Aunque realmente no fue un fundido, en donde la imagen se desvanece suavemente hasta el color del alma de sus asesinos, fue a corte, como un disparo en la sien, como cercenar la cabeza del cuello con un golpe seco de hacha, sin una milésima de segundo entre la vida y la muerte.
Ver los últimos instantes de la emisión, con la policía por los pasillos del Canal, fue una vergüenza de la que se van a arrepentir, sin duda. Pasarán mil fallas, dos mil Romerías de les Canyes, tres mil Hogueras de San Juan, y volverá a la memoria de todos este cierre inhumano logrado por los mismos que no supieron gestionar adecuadamente la evolución de Canal Nou. Porque ese es el problema real de este «canalcidio», de este nuevo escándalo nacional, esta vez con un medio de comunicación.

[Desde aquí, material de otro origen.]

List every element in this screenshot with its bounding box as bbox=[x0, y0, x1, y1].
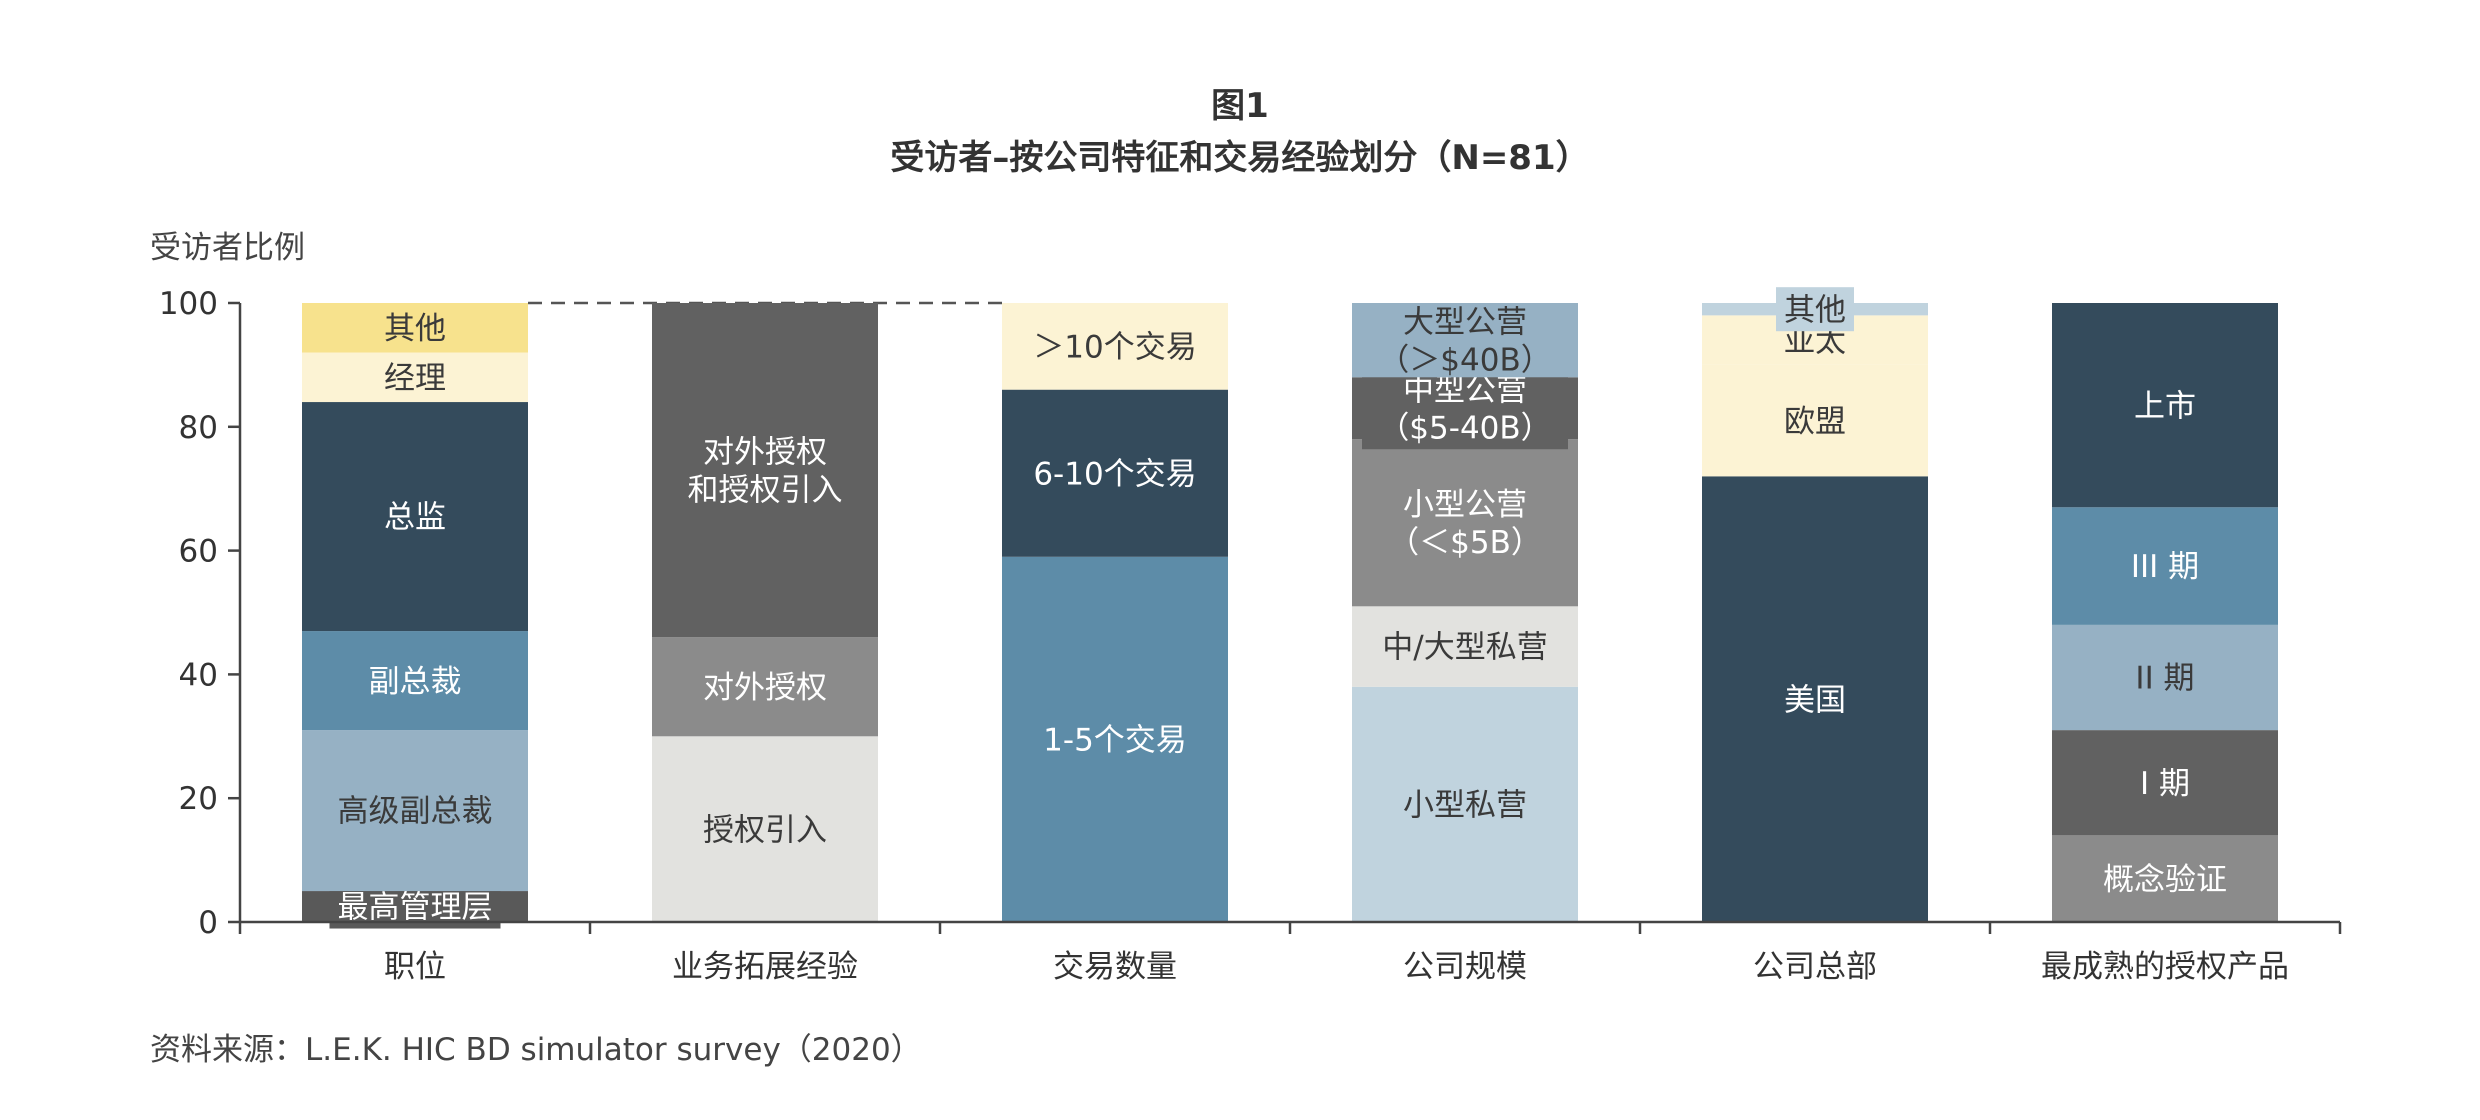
bar-segment bbox=[1002, 556, 1228, 922]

Reitero como siempre la suma importancia de las cadenas autonómicas para que no paralicen la cultura y la información de cada rincón de España. Estoy absolutamente en contra de coartar la posibilidad de que cada autonomía pueda tener un medio local y especializado en su tierra, con su idioma, con su gente y en libertad, claro. Quizás sea esto lo más difícil, porque lo que les gusta a los políticos es controlar cada titular del Telediario y regalar espacios a los que comen mansamente de su mano. Así es difícil que nada funcione.
Presiento que esto lo van a pagar en las urnas, y eso sí que les va a doler. Me temo que estas imágenes del cierre de Canal Nou no se van a olvidar jamás, pero creo que en poco tiempo volverán a estar en el aire, coincidiendo con la entrada de políticos y gestores racionales, justos e inteligentes, y que valoren la inmensa cultura y costumbres de un pueblo como el de la Comunidad Valenciana, que necesita de una televisión propia que apoye sus intereses. Los que hay ahora no sirven.